Respir Med. 2011 Jan;105(1):44-9. doi: 10.1016/j.rmed.2010.10.019.
The aim of the study was to evaluate the sense of smell in patients with bronchiectasis.
Prospective controlled study was performed on 91 patients with bronchiectasis. Bronchiectasis patients were sub-classified depending on: the presence of chronic rhinosinusitis, with or without nasal polyps, and the bronchiectasis ethiology. Olfactory function was evaluated by means of the Barcelona Smell Test (BAST-24) olfactometry for detection, identification, and forced choice for the first and fifth cranial nerve dependent odours in comparison to a group of 120 healthy volunteers.
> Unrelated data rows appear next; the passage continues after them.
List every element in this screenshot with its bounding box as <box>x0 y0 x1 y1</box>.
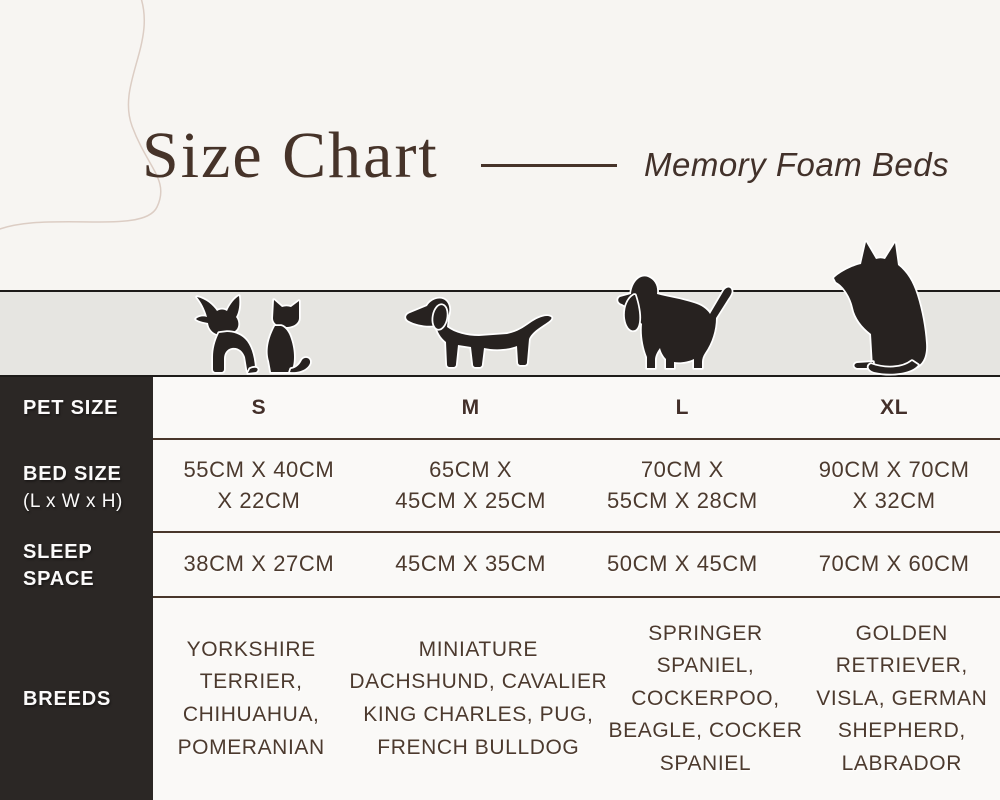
dachshund-icon <box>404 296 554 369</box>
sleep-space-row: 38CM X 27CM 45CM X 35CM 50CM X 45CM 70CM… <box>153 533 1000 598</box>
breeds-row: YORKSHIRE TERRIER, CHIHUAHUA, POMERANIAN… <box>153 598 1000 800</box>
table-data-area: S M L XL 55CM X 40CM X 22CM 65CM X 45CM … <box>153 377 1000 800</box>
breeds-m: MINIATURE DACHSHUND, CAVALIER KING CHARL… <box>349 637 608 759</box>
cocker-spaniel-icon <box>616 274 734 370</box>
size-header-row: S M L XL <box>153 377 1000 440</box>
size-header-xl: XL <box>880 395 909 419</box>
sleep-space-s: 38CM X 27CM <box>183 551 335 577</box>
size-header-l: L <box>675 395 690 419</box>
bed-size-l: 70CM X 55CM X 28CM <box>606 456 758 513</box>
page-subtitle: Memory Foam Beds <box>644 146 950 183</box>
bed-size-row: 55CM X 40CM X 22CM 65CM X 45CM X 25CM 70… <box>153 440 1000 533</box>
bed-size-m: 65CM X 45CM X 25CM <box>395 456 547 513</box>
row-label-breeds: BREEDS <box>23 687 112 710</box>
size-header-m: M <box>461 395 480 419</box>
row-label-bed-size: BED SIZE (L x W x H) <box>23 462 123 512</box>
sleep-space-l: 50CM X 45CM <box>606 551 758 577</box>
size-header-s: S <box>251 395 267 419</box>
size-table: PET SIZE BED SIZE (L x W x H) SLEEP SPAC… <box>0 377 1000 800</box>
title-divider-line <box>481 164 617 167</box>
bed-size-xl: 90CM X 70CM X 32CM <box>818 456 970 513</box>
breeds-xl: GOLDEN RETRIEVER, VISLA, GERMAN SHEPHERD… <box>816 621 988 775</box>
row-label-pet-size: PET SIZE <box>23 397 119 419</box>
row-label-sleep-space: SLEEP SPACE <box>23 540 95 590</box>
breeds-l: SPRINGER SPANIEL, COCKERPOO, BEAGLE, COC… <box>608 621 803 775</box>
row-label-column: PET SIZE BED SIZE (L x W x H) SLEEP SPAC… <box>0 377 153 800</box>
chihuahua-and-cat-icon <box>194 294 312 375</box>
sleep-space-xl: 70CM X 60CM <box>818 551 970 577</box>
sleep-space-m: 45CM X 35CM <box>395 551 547 577</box>
page-title: Size Chart <box>142 119 439 192</box>
breeds-s: YORKSHIRE TERRIER, CHIHUAHUA, POMERANIAN <box>177 637 325 759</box>
german-shepherd-icon <box>832 240 928 376</box>
bed-size-s: 55CM X 40CM X 22CM <box>183 456 335 513</box>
Most patients with bronchiectasis (80.2%) satisfied EP(3)OS criteria of chronic rhinosinusitis (CRS), and 26.4% presented nasal polyps (NP). Smell detection, identification, and forced choice tests were significantly (p < 0.001) worse in bronchiectasis patients than healthy controls for both the 1st and 5th CN. Among subgroups, patients with CRS presented a significant (p < 0.05) reduction in smell detection compared to both healthy controls and patients without CRS. Patients with both CRS and NP presented a significant (p < 0.01) reduction in both smell detection and forced choice compared to patients with CRS and without NP. Patients with bronchiectasis and primary humoral immunodeficiency had a poorer smell detection (p < 0.001) and forced choice (p < 0.001) compared with post-infective and idiopathic bronchiectasis patients.
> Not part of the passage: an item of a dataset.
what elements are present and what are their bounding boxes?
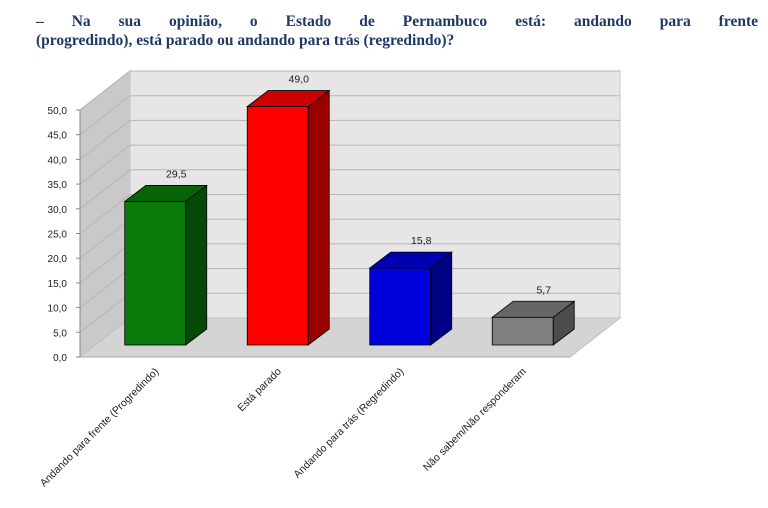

Patients with bronchiectasis have a moderate loss of smell with a higher impairment in patients with CRS, being maximal in patients with NP. Patients with immunodeficiency bronchiectasis showed high prevalence of CRS, and therefore marked impairment on the sense of smell. The mechanism could be explained through a mixed ethiology (obstruction/inflammation).
本研究旨在评估支气管扩张症患者的嗅觉。
对 91 例支气管扩张症患者进行前瞻性对照研究。根据慢性鼻-鼻窦炎(CRS)的存在情况,有无鼻息肉,以及支气管扩张症的病因,对支气管扩张症患者进行分类。采用巴塞罗那嗅觉测试(BAST-24)嗅觉仪评估嗅觉功能,比较两组患者:一组为 120 名健康志愿者,检测、识别和选择第一和第五颅神经依赖的气味。
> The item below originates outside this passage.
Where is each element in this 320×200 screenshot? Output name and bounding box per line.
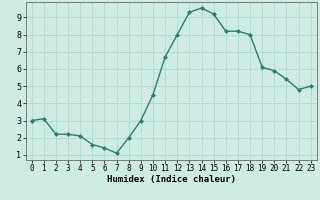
- X-axis label: Humidex (Indice chaleur): Humidex (Indice chaleur): [107, 175, 236, 184]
大多数支气管扩张症患者(80.2%)符合慢性鼻-鼻窦炎(CRS)的 EP(3)OS 标准,26.4%有鼻息肉(NP)。与健康对照组相比,支气管扩张症患者的嗅觉检测、识别和强制选择测试均显著(p<0.001)下降,第一和第五颅神经均如此。在亚组中,CRS 患者的嗅觉检测明显(p<0.05)低于健康对照组和无 CRS 患者。同时患有 CRS 和 NP 的患者,嗅觉检测和强制选择均明显(p<0.01)低于仅患有 CRS 且无 NP 的患者。与感染后和特发性支气管扩张症患者相比,患有原发性体液免疫缺陷的支气管扩张症患者的嗅觉检测(p<0.001)和强制选择(p<0.001)能力更差。
支气管扩张症患者嗅觉丧失程度中等,CRS 患者嗅觉损害程度更高,NP 患者损害程度最大。免疫缺陷性支气管扩张症患者 CRS 发病率高,因此嗅觉严重受损。其机制可能是由于混合病因(阻塞/炎症)所致。